「夫の作品の一番のファン」として生きる贅沢

レイザーラモンHG、住谷杏奈
息子の誕生日を家族みんなでお祝い

── 最近ではHGさんがアーティストとしての才能を発揮して、お店の壁面にスプレーアートをされるなど、活躍の幅を広げています。そんな才能をリスペクトして住谷さんがお仕事でデザインをHGさんにお願いしているそうですね。

 

住谷さん:夫の絵を描く才能を心から尊敬しています。一昨年頃から夫にスプレーアートをしてほしいと問い合わせてくださる方が増えました。そのあたりから私も勢力的に夫のアートの分野について勝手に営業をさせてもらい、窓口になっています。年内には都内で初の単独個展をプロデュースさせてもらう予定です。もう、夫の絵の才能だけを売り込んで生きていきたいくらい、夫のアート作品のファンなんです。

 

── プライベートでも、愛用のハイブランドのバッグにHGさんがスプレーペイントを施して話題になっていましたね。

 

住谷さん:ネットニュースで見かけたアーティストが持っていたバッグに刺激を受けて、夫に「私のバッグにも描いて!」と頼みました。夫は「本当にいいの?」と驚いていましたが、私に迷いはありませんでした。
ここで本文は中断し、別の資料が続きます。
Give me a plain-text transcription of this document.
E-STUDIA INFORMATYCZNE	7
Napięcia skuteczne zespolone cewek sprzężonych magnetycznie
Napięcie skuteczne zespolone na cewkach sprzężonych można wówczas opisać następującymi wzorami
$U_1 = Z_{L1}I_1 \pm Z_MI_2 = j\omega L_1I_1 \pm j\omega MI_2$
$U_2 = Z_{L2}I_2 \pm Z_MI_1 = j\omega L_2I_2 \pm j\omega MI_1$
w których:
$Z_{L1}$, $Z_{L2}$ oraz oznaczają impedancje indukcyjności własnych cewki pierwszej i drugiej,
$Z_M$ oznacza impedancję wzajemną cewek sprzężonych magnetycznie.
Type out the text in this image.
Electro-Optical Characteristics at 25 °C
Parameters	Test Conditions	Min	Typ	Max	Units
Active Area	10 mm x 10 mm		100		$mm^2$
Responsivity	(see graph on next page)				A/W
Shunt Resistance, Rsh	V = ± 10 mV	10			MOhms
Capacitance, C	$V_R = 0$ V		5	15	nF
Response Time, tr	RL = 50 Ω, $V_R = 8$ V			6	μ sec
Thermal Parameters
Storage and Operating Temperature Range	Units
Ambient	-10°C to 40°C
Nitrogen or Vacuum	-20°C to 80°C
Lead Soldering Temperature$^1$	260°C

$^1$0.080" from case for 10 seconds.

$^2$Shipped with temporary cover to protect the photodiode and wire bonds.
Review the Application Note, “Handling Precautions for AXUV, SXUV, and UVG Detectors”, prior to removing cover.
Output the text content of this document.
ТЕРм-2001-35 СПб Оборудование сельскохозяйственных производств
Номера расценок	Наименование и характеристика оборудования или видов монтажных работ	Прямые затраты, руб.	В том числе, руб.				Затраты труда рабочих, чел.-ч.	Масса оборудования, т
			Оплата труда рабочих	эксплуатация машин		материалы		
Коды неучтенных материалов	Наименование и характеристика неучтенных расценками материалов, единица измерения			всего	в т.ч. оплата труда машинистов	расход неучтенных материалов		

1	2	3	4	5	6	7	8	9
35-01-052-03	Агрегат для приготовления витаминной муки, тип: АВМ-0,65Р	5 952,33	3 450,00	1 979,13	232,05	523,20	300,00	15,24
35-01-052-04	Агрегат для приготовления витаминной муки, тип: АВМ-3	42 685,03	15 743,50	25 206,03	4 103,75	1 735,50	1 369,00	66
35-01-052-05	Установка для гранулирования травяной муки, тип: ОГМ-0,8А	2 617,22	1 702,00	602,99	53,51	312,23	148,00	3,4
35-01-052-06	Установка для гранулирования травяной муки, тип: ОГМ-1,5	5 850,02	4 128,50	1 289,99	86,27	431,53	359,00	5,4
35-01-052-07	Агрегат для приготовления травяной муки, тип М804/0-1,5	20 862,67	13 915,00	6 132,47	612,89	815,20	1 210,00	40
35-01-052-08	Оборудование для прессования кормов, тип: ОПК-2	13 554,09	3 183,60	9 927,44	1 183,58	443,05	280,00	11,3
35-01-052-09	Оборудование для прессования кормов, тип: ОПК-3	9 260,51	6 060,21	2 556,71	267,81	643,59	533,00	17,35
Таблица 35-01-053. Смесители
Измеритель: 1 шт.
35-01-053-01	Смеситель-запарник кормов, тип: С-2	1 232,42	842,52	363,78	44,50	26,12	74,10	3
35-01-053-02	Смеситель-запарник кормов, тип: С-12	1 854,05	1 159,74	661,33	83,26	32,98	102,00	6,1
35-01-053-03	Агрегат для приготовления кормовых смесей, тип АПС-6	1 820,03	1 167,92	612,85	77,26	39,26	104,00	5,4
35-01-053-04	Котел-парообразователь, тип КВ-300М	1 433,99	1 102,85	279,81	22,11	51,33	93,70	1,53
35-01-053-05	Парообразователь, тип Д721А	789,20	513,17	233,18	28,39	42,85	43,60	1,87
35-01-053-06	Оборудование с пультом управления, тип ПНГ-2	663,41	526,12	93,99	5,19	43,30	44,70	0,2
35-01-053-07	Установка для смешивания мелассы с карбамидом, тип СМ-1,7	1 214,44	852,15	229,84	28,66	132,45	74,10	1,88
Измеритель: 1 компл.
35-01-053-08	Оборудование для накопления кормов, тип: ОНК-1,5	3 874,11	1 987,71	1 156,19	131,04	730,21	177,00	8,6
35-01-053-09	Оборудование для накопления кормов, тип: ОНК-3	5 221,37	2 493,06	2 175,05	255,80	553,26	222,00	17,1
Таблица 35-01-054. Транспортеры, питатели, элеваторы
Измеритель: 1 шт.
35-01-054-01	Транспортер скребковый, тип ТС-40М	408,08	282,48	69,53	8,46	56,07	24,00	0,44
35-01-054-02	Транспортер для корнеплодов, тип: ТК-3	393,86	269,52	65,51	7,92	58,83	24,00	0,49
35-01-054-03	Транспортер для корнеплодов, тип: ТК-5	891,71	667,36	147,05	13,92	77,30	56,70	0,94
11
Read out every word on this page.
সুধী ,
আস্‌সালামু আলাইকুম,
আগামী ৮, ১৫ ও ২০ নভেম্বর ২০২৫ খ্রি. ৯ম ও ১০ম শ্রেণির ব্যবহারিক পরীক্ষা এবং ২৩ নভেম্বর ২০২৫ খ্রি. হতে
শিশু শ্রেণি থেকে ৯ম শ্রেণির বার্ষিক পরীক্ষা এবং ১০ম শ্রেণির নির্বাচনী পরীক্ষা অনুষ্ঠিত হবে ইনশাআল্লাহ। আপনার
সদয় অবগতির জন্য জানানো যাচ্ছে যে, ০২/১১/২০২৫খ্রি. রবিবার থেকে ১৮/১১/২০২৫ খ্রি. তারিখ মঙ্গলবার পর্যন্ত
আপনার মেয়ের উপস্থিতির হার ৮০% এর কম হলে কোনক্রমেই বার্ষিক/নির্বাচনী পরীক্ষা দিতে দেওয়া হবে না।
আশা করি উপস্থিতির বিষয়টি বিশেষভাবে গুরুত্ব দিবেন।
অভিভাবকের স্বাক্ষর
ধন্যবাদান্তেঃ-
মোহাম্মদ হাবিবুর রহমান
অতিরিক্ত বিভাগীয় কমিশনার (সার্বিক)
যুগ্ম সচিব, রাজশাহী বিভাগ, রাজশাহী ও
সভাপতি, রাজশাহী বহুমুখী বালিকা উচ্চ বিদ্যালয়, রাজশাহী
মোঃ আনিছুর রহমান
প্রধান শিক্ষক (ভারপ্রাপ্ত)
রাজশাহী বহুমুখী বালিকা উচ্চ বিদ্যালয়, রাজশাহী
完成したバッグは世界に一つだけの宝物です。

 

──「アーティスト」のHGさんと「マネジメント」の住谷さん。最強ですね。

 

住谷さん:でも、夫は本当にお金に執着がなくて(笑)。入金の確認や契約のチェックなど、事務的なことは20年間私がやり続けています。「自分でやって」と言い続けて20年、一度もやってくれませんでしたけど、最近は「結局、私がやればいいんだ」と諦めがつきました。

 

 

誰かに守られて生きたいと願った「専業主婦志望」の夢が、月収7000円という現実によって打ち砕かれたとき。 住谷さんは、夫の知名度さえも「家族を守るための武器」に変え、「やってみないとわからない」と未知の世界へ飛び込み、みずからの才能を開花させていきました。 逆境を逆手に取り、自分の力で人生を切り拓いていく彼女の「しなやかな強さ」。人生の「誤算」さえも自分の武器に変えて進む彼女の姿。その潔さはあなたにどう映りますか?